Avg: 3.1 from 27 votes
|Type:||Trad, 120 ft (36 m)|
|Page Views:||3,318 total · 20/month|
|Shared By:||Perin Blanchard on Mar 25, 2008|
|Admins:||Andrew Gram, Nathan Fisher, Perin Blanchard, GRK, DCrane|
Climb up a bit to a bolt with a dark gray, painted hanger. Just before the bolt is a decent horn to sling if you choose.
Continue up past another bolt to the left edge of a large flake (Flakes climbs up the other side of this feature).
Climb up to and past a small roof that abuts the flake and then continue to the bottom right of the final roof. Up and over the roof to the first of three modern bolts. Continue on to the chains, trending left just a bit.
I used several small nuts (including a couple of BD Micro Nuts) and several cams, including a BD C3 #2, and DMM #1.75, #2, #2.5, and #3 (same sizes as Friends).
This is listed in the Ruckman guide as 5.8 R, but I didn't think it was R, or really even PG13. Perhaps it was modern gear, or perhaps just wishful thinking (some of the placements were pretty small, and it is quartzite which does tend to brittleness).
If you plan on lowering off or slingshot toproping Edge of the World it is just barely doable with a 70m rope.
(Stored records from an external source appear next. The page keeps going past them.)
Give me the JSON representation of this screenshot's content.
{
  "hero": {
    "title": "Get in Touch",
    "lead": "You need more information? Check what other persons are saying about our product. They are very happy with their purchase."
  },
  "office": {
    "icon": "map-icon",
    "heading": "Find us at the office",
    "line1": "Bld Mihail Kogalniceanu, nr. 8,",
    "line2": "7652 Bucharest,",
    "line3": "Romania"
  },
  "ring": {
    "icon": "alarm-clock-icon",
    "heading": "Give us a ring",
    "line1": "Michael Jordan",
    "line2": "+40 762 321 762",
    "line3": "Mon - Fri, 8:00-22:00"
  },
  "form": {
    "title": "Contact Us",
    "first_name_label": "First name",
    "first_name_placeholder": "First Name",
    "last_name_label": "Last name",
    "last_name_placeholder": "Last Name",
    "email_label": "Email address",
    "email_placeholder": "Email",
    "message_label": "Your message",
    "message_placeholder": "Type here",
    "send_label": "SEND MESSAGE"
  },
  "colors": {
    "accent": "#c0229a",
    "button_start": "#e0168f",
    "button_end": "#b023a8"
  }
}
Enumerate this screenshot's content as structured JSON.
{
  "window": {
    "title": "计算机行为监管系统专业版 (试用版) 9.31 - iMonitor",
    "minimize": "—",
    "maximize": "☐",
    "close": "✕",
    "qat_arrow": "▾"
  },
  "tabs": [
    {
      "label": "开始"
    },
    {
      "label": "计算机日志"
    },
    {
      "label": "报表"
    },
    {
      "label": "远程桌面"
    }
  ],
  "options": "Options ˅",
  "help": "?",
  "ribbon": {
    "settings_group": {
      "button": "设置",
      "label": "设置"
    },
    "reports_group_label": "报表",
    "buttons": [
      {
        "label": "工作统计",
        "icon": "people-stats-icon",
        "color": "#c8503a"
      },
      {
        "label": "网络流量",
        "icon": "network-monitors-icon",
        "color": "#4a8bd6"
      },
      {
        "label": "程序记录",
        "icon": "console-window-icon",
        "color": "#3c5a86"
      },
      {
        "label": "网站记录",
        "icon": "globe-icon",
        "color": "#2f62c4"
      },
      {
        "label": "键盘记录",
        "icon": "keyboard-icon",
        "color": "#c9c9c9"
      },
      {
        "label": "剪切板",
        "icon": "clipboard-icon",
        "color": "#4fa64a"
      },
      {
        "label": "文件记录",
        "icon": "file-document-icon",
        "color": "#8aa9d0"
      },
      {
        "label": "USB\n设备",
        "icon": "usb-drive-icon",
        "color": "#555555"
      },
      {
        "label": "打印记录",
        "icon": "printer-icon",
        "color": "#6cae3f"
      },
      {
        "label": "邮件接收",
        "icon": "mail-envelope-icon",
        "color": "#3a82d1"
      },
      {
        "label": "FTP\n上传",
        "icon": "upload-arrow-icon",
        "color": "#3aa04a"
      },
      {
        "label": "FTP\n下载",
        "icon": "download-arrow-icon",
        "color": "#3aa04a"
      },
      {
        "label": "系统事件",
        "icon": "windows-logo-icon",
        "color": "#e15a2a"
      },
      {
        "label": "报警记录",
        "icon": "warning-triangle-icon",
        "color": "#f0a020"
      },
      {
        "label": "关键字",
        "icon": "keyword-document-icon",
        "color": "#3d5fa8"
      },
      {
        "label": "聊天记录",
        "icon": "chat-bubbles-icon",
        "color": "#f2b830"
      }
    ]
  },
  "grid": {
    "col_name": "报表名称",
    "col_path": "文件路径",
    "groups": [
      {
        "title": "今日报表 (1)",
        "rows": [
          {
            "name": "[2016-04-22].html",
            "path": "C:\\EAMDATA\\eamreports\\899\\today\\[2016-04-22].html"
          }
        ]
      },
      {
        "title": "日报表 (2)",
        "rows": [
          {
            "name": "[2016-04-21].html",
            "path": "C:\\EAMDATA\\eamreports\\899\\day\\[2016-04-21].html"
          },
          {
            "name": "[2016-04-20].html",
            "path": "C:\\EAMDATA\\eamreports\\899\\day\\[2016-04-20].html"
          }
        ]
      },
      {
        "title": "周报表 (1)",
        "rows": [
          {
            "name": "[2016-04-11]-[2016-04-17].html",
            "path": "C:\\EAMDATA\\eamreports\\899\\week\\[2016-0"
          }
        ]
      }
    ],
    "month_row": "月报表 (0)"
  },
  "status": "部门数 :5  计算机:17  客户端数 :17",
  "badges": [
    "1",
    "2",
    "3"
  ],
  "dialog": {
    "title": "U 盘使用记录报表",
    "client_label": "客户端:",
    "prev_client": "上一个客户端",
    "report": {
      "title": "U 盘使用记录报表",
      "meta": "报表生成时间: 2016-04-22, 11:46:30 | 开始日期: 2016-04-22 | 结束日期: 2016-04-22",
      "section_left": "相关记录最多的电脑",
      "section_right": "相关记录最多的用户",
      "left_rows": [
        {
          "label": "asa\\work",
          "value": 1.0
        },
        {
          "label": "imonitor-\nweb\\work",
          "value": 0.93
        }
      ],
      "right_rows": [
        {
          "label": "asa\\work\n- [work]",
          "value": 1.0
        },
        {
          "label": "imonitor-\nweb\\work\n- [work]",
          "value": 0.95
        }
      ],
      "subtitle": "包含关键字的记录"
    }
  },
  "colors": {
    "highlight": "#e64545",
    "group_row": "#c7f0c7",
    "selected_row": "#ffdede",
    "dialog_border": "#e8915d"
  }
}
Make absolutely sure that the belayer is tied in to the rope, because a 70m probably doesn't reach all the way up and back down (mine was a little more than 10 feet short, but I measured it a while back at 66m unstretched). Have the lowering climber end up left or right of the belayer up the wall just a bit on one of the small ledges.
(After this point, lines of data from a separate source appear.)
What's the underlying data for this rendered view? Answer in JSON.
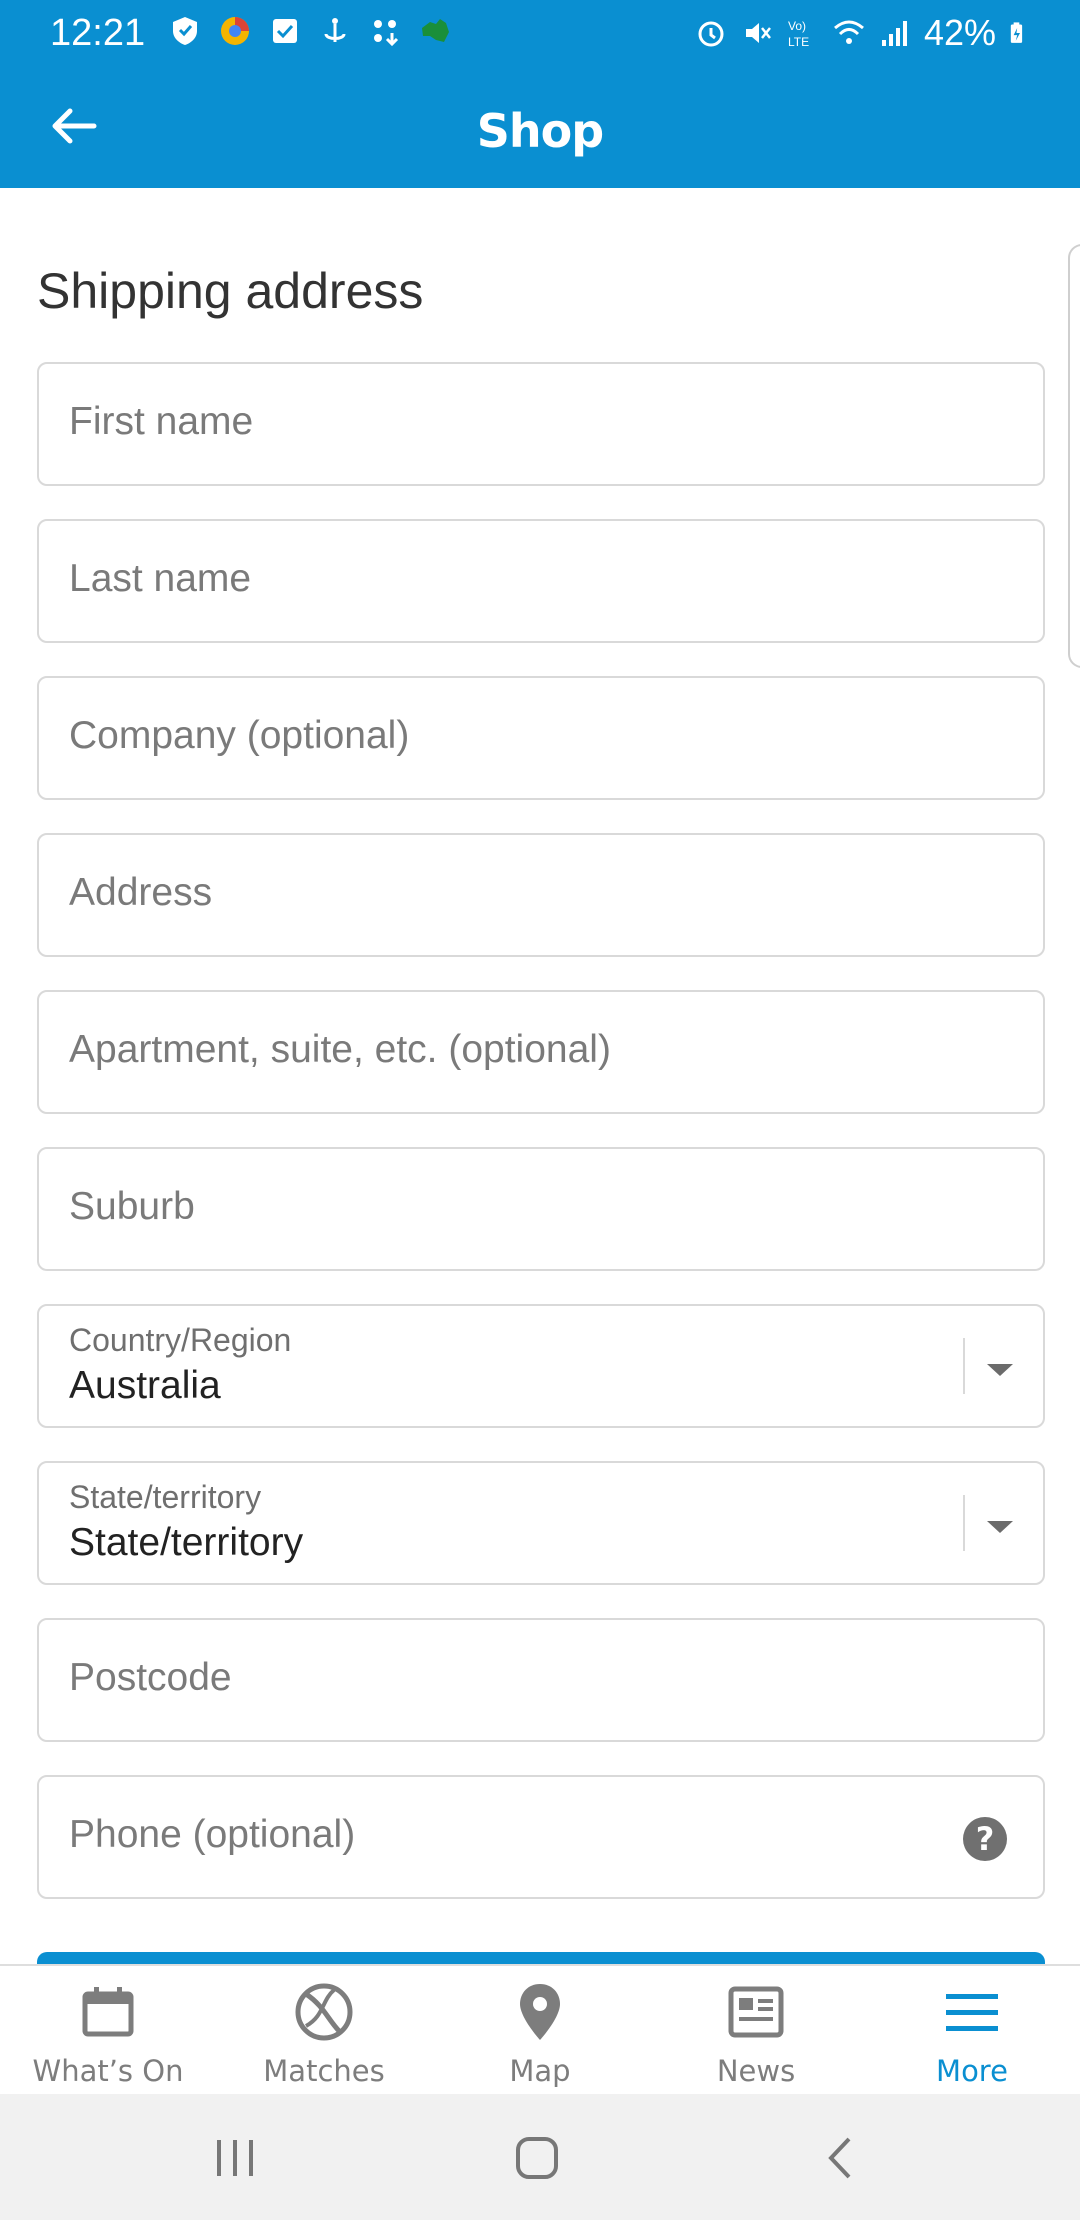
{
  "status_bar": {
    "time": "12:21",
    "battery": "42%",
    "left_icons": [
      "shield-icon",
      "browser-icon",
      "checkbox-app-icon",
      "anchor-icon",
      "apps-download-icon",
      "map-australia-icon"
    ],
    "right_icons": [
      "alarm-icon",
      "mute-icon",
      "volte-icon",
      "wifi-icon",
      "signal-icon",
      "battery-charging-icon"
    ]
  },
  "app_bar": {
    "title": "Shop",
    "back_icon": "arrow-left-icon"
  },
  "form": {
    "section_title": "Shipping address",
    "first_name_placeholder": "First name",
    "last_name_placeholder": "Last name",
    "company_placeholder": "Company (optional)",
    "address_placeholder": "Address",
    "apartment_placeholder": "Apartment, suite, etc. (optional)",
    "suburb_placeholder": "Suburb",
    "country_label": "Country/Region",
    "country_value": "Australia",
    "state_label": "State/territory",
    "state_value": "State/territory",
    "postcode_placeholder": "Postcode",
    "phone_placeholder": "Phone (optional)",
    "help_glyph": "?"
  },
  "bottom_nav": {
    "items": [
      {
        "label": "What’s On",
        "icon": "calendar-icon",
        "active": false
      },
      {
        "label": "Matches",
        "icon": "ball-icon",
        "active": false
      },
      {
        "label": "Map",
        "icon": "map-pin-icon",
        "active": false
      },
      {
        "label": "News",
        "icon": "newspaper-icon",
        "active": false
      },
      {
        "label": "More",
        "icon": "menu-icon",
        "active": true
      }
    ]
  },
  "colors": {
    "brand": "#0a8fd1",
    "field_border": "#d9d9d9",
    "inactive_nav": "#7d7d7d"
  }
}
Rappelling with a 70m would be tricky; I wouldn't risk it.
The start is pretty obvious because of the bolt with the gray-painted hanger. Note that I have seen two different printed topos for Edge of the World, each with a slightly different start. One shows Edge of the World starting a bit right of the above-mentioned location (i.e., bypassing the starting bolts); why you would start there is a mystery because you would just end up climbing to the left to get on the left side of the large flake mentioned in the description.